Simplifying ratios is a fundamental skill in solving proportions, and it can make complex problems easier to handle. Ratios are often presented as fractions, and simplifying them involves reducing the fraction to its lowest terms. This process requires identifying the greatest common divisor (GCD) of the numerator and the denominator.

• For example, consider the ratio \( \frac{12}{60} \). The GCD of 12 and 60 is 12.
• We simplify the fraction by dividing both numerator and denominator by 12: \( \frac{12 \div 12}{60 \div 12} = \frac{1}{5} \).

This simplification shows that the original ratio is equivalent to a more straightforward \( \frac{1}{5} \). By simplifying ratios, you not only make calculations more manageable but also clarify the relationships between the quantities involved.

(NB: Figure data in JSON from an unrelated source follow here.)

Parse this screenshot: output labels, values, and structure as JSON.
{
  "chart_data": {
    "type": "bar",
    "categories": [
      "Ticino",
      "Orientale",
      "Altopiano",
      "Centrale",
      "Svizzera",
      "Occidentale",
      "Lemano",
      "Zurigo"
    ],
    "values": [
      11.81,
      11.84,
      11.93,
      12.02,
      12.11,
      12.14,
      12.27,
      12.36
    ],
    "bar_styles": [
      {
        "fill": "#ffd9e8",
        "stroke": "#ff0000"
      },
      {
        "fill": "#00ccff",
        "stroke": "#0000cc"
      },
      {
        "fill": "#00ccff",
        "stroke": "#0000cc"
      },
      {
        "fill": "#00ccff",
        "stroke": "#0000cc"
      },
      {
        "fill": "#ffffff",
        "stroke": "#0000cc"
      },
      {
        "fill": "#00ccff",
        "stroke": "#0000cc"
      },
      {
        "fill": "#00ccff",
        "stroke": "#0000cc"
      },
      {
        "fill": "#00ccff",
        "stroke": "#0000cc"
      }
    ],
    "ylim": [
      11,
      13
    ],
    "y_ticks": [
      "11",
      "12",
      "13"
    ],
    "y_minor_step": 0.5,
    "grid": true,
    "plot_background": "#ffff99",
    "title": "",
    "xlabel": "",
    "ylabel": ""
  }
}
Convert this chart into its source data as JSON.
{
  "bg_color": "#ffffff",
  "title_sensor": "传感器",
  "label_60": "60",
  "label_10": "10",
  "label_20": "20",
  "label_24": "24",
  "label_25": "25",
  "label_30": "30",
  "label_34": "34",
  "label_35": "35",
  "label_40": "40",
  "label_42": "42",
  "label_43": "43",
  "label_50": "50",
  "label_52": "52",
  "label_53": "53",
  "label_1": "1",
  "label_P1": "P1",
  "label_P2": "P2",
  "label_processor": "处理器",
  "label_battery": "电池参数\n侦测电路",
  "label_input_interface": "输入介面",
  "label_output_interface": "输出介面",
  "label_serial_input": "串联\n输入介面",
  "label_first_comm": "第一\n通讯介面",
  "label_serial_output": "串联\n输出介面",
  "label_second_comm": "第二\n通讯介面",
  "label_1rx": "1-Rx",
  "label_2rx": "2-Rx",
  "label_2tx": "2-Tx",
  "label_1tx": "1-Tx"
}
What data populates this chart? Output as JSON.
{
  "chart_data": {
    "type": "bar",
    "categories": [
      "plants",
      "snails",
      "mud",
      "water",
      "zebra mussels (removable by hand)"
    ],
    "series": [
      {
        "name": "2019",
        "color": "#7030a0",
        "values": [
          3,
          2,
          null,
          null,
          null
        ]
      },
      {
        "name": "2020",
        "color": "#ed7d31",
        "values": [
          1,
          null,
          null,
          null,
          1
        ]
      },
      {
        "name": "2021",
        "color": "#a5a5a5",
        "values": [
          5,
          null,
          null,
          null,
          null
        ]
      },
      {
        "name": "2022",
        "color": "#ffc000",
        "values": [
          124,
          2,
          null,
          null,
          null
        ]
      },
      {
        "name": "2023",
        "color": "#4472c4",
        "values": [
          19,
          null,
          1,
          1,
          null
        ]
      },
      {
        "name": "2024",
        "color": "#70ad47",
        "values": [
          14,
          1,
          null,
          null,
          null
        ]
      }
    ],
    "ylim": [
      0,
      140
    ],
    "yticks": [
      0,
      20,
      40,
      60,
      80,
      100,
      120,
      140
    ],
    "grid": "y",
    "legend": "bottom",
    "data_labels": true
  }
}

Cross-multiplication is a powerful tool for solving proportions. It allows you to find an unknown number in a proportion by converting the proportion into a simple equation. In cross-multiplication, you multiply diagonally across the equal sign.

• Consider the proportion \( \frac{a}{15} = \frac{1}{5} \).
• Cross-multiply by multiplying each pair of opposite numerators and denominators: \( a \times 5 = 1 \times 15 \).
• This creates the equation \( 5a = 15 \).

This step translates the proportion into a solvable equation, making it straightforward to find the value of the unknown variable. Cross-multiplication is especially useful in eliminating fractions and bringing clarity to the problem.

To solve for the unknown variable after using cross-multiplication, you need to isolate the variable. Isolating the variable means getting the variable alone on one side of the equation. In our equation \( 5a = 15 \), here's how you can isolate \( a \):

• Divide both sides of the equation by 5, the coefficient of \( a \).
• Thus, \( a = \frac{15}{5} \).
• Calculate the division to find \( a = 3 \).

This process ensures that you have successfully determined the value of \( a \). Isolating the variable is crucial in solving equations and involves reversing the operations applied to the variable. This step confirms your solution and transforms an abstract equation into a clear answer.